Мне аж обидно стало. Чего она там возомнила себе?
– Ангел мой, но ты же не отдашь меня в рабство своей рыжей сестре? – дурашливо запричитал Геныч и снова ко мне: – Ну что, погнали?
С наслаждением отпив несколько глотков я отставляю стакан на стол. А желание у меня преотличное!
НО!..
– Три из пяти книг? Геныч, а не до фига ли?
– Слышь, а ты нахаляву решила прокатиться? Так я тебе не Хоттабыч! А тем более одну из трёх книг ты уже знаешь, осталось узнать всего ничего – две из четырёх. По-моему, всё честно.
– А если не угадаю?
– Ну, ясно же – тогда желание загадываю я, – и столько радости от предвкушения победы!.. Небось, гадость какую-нибудь придумал.
– А по рукам! – протягиваю ладонь, и довольный Геныч осторожно хлопает по ней своим пятипалым ковшом.
– Есть!
И тут я ловлю азартный взгляд Вадика и спешу внести поправочку:
– Эй, только без передачи желания третьему лицу! Ясно?
– Замётано, Александрия!
И быстро подхваченный мной шлёпанец летит прямёхонько в лоб Генычу. А поскольку реакция у этого гада отменная, по золотоволосой головушке получает моя сестрёнка. Гадство, ну почему не Рябинин?
– Стеш, прости, пожалуйста! – я складываю ладони в молитвенном жесте. – Твой Геныч сам напросился.
– Понял? – Стешка подняла тапок и огрела им мужа. – Если ты не выучишь Сашкино имя, она меня п-покалечит.
– Прости, мой персик, я уже на пути к исправлению. Ну что, Алекса, мы ждём!
– Стеш, а ты сама-то хорошо помнишь, какие там книги? – уточняю я. – А то я ему не доверяю.
– Не волнуйся, Сашок, я отлично всё п-помню.
– Тогда мне надо подумать.
– Не вопрос, – великодушно соглашается Геныч, – минута пошла…
– Обалдел, какая минута⁈ У нас не турнир «Что? Где? Когда?». Десять минут и не меньше!
– Пять! – мстительно припечатала Стешка и демонстративно почесала ушибленный висок. Вот же зараза мелкая!
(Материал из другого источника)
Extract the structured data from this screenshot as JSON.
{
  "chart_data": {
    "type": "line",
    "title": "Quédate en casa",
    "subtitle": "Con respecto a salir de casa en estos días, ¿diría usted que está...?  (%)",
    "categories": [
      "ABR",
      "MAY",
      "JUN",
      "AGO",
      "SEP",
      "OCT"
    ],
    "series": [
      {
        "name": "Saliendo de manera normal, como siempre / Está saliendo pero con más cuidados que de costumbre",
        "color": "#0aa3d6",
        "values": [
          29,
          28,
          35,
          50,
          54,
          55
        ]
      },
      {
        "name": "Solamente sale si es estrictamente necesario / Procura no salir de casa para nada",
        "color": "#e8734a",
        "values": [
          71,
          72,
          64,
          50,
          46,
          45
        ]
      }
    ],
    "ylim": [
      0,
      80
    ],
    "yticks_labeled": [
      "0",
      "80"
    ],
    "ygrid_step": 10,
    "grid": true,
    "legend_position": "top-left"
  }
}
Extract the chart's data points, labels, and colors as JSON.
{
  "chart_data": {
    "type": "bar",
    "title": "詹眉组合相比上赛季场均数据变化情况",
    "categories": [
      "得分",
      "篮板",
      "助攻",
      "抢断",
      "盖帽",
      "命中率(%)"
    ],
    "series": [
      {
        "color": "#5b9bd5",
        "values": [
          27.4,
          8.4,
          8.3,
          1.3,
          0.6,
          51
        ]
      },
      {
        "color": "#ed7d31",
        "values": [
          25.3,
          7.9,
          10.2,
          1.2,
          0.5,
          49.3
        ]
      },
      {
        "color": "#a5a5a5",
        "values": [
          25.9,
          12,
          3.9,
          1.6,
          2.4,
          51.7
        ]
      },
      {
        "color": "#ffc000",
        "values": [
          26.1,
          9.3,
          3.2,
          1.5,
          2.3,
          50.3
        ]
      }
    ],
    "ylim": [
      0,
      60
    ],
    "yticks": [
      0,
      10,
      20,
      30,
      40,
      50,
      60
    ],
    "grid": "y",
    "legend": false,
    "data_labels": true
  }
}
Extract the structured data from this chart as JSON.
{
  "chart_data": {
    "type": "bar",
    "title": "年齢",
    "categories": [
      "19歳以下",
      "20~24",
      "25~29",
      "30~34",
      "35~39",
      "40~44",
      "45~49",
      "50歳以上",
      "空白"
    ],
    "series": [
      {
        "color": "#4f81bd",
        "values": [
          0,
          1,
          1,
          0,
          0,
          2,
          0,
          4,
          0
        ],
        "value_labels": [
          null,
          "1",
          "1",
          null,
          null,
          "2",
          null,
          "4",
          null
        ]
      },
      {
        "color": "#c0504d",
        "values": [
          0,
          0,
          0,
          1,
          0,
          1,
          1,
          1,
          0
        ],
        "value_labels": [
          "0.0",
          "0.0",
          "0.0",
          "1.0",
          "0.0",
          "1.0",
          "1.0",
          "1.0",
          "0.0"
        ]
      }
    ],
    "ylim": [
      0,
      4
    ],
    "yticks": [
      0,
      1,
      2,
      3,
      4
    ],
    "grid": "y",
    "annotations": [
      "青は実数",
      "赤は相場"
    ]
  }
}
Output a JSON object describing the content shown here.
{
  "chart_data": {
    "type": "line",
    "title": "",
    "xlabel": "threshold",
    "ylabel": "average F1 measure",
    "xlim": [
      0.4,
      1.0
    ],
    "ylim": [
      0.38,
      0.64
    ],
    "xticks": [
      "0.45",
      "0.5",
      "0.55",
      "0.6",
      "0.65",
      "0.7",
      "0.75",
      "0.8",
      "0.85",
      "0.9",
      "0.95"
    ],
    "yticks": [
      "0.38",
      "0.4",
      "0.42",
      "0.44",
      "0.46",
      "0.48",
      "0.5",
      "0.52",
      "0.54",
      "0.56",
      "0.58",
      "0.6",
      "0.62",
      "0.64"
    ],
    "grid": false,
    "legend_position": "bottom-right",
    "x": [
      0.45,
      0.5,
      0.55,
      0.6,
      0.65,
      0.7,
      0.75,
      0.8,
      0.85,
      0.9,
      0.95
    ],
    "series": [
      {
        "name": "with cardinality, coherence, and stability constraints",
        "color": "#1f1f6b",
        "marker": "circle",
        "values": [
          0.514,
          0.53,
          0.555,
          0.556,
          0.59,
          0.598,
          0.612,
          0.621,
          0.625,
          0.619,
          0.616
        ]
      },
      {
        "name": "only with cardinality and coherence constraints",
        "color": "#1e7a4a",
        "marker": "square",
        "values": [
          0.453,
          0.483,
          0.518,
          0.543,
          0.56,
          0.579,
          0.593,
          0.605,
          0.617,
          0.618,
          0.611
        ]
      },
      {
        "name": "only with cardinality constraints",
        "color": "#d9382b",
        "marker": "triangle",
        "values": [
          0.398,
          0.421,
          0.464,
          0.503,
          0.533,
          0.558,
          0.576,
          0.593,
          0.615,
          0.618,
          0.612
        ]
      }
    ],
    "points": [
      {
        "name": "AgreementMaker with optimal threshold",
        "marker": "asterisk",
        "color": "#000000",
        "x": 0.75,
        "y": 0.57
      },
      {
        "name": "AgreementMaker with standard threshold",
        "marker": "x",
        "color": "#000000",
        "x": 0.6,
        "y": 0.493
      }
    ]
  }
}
– Время пошло! – протрубил Геныч, а Вадик поднял со стола бутылку:
– Аленький, тебе ещё подлить?
– Ты специально меня отвлекаешь? – я отталкиваю его вместе с бутылкой. – Так и знала, что тут заговор против меня. Стоп, Геныч! Это время не считается. Схожу-ка я окунусь, а заодно подумаю, – я встаю с места. – Начнёте отсчёт, как только скроюсь во-он за той пальмой.
– Как скажешь, Алексан… Шурик!
– У, аферисты! – я убиваю взглядом Рябинина, задеваю плечом Геныча и, показав кулак Стешке, сбегаю с террасы.
Вот чёрт! Ну не дура ли я? И как я позволила втянуть себя в эту авантюру?.. Ну, Геныч, погоди у меня!
Стоп, время-то идёт!
Итак, библиотека Геныча… Целых пять книг – ох и силён, мужик! Ну и что там?..
Кулинария? – Сто пудов!
Камасутра? – Вообще не удивлюсь!
Русско-французский словарик? – Наверняка!
И, скорее всего, какая-нибудь техника боя.
И что там ещё?.. А-а, так «Мастер и Маргарита» же! Ну это уже не считается.
И всё же – какие наверняка? – Хм… засада, однако.
А если мыслить логически? – Тогда не стоило пить.
Ой, дура, зачем я ввязалась? Представляю себе, что этот олух загадает…
Гадство, да о чём я думаю? Соберись, балда!
И я собралась. Со второй книгой ответ пришёл очень быстро, а вот над третьей пришлось подумать. Геныч ведь у нас поэт? Правда, сочиняет такую хрень, что по стилю и не поймёшь, на кого ориентироваться. Пометалась я между Есениным и Маяковским и в результате выбрала Цветаеву. И как я сразу не допёрла?
И только я с блаженством окунулась в тёплый океан, как в тишине острова загрохотал гром:
– АлексадриЯ-а-а! Ау-у!
Ну не сволочь, а?
Хрен тебе, а не желание! Зато ты, Цветаев, повезёшь нас в следующем году в Австралию! И даже не мечтай соскочить!
* * *
Вражеский лагерь встречает меня ехидными улыбками. И самое обидное, что Стешка сейчас тоже по ту сторону. Предательница! Вытянув в шезлонге длинные стройные ноги, она поигрывает картонным стаканчиком, в котором наверняка плещется вино. А ведь до замужества младшенькая даже в рот не брала! В смысле, алкоголь. Да во всех смыслах!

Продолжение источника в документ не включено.